The American College of Surgeons and the American Society for Metabolic and Bariatric Surgery combined their respective national bariatric surgery accreditation programs into a single, unified program to achieve one national accreditation standard for bariatric surgery centers: the Metabolic and Bariatric Surgery Accreditation and Quality Improvement Program (MBSAQIP). MBSAQIP accreditation is important because it provides an objective and measurable way by which a center demonstrates that it offers high-quality care to patients in the setting of a multidisciplinary team approach (MBSAQIP, 2020).
TYPES OF BARIATRIC SURGERY
Bariatric surgery assists with weight loss in two ways: restriction of the amount of space in the stomach (limiting intake of food) and malabsorption by shortening or bypassing the small intestine (reducing absorption). Examples of bariatric surgery are listed below (Merck Manual, 2019):
- Roux-en-Y gastric bypass (gastric bypass) is one of the most common bariatric surgical procedures, in which the surgeon creates a small pouch at the top of the stomach and attaches a narrow portion of the small intestine directly to the pouch, limiting the amount of food a person can eat as well as the amount of calories and nutrients absorbed.
- Laparoscopic adjustable gastric banding (lap banding) is a procedure that involves placing a band with an inflatable balloon around the upper part of the stomach. The band restricts the size of the stomach as well as narrows the opening to the rest of the stomach. A port placed under the skin in the abdominal area is connected and used to inflate or deflate the band to adjust the size. This procedure restricts the amount of food intake, with an early feeling of fullness.

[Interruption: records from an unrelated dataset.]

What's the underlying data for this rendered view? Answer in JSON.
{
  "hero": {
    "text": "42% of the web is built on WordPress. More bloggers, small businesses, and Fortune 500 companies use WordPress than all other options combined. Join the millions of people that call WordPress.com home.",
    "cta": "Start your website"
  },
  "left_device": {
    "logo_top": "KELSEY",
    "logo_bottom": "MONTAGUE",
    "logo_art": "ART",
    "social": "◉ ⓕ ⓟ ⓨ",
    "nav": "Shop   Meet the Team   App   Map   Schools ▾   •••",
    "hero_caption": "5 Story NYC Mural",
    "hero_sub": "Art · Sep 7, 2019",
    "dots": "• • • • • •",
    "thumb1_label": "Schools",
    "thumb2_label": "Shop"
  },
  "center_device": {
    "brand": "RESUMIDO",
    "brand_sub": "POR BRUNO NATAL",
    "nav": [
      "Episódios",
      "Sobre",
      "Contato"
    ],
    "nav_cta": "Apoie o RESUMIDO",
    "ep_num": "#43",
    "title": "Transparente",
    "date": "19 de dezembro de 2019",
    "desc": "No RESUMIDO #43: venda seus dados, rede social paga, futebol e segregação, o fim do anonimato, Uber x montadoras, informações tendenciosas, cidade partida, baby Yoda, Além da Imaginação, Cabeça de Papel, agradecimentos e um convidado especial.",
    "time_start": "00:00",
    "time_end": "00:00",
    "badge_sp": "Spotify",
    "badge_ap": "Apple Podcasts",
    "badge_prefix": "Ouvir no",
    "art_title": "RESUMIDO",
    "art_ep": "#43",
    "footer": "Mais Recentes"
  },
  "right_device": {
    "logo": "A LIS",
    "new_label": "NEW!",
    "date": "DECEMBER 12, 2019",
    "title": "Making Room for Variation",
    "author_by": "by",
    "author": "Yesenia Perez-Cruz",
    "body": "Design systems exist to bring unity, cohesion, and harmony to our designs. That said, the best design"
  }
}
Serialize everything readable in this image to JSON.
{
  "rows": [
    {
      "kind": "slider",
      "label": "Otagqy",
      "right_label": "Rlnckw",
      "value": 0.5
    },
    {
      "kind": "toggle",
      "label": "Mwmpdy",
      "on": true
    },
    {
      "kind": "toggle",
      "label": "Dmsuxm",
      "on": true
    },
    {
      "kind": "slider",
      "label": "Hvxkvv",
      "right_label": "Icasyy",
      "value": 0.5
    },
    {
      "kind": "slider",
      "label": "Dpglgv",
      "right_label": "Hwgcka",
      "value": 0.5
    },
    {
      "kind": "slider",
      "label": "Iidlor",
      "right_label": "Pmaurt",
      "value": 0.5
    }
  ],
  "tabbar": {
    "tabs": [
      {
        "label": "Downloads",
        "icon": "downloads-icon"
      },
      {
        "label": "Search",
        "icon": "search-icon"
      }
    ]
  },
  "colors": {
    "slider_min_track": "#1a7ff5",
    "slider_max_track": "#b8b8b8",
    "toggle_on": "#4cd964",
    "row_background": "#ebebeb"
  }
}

- Sleeve gastrectomy (gastric sleeve) is a procedure involving the surgical removal of a section of the stomach. The remaining part of the stomach is formed into a smaller tube-like structure. The smaller stomach restricts the amount of food intake and decreases the production of ghrelin (a hormone that regulates the appetite).
- Duodenal switch with biliopancreatic diversion begins with the removal of a large part of the stomach, leaving the connection to the first part of the small intestine (duodenum). The middle section of the small intestine is closed off and reattached to the end of the intestine, allowing the bile and pancreatic juices to flow normally. As a result, the patient has a smaller stomach, restricting food intake as well as limiting absorption because food bypasses most of the small intestine.
POSTSURGICAL CARE
Clinical guidelines have been developed for nutrition care after bariatric surgery, with an emphasis on detection and management of complications such as vitamin and mineral deficiencies, osteoporosis, and hypoglycemia. The goals of nutrition care after surgery are to provide adequate energy and nutrition to support lean body mass during extreme weight loss, support tissue healing, and encourage foods and liquids that maximize weight loss and promote weight maintenance while minimizing side effects of reflux, dumping syndrome, and early satiety (Franz & Evert, 2017).
After surgery, life-long lifestyle support and medical monitoring is necessary. Physical therapists and occupational therapists are an integral part of the rehabilitation team supporting patients in the postoperative and recovery period. Early mobilization, with assistance from occupational therapists who teach activities of daily living and physical therapists who create and monitor a regular exercise and strengthening program, is an important part of long-term recovery (ADA, 2020d).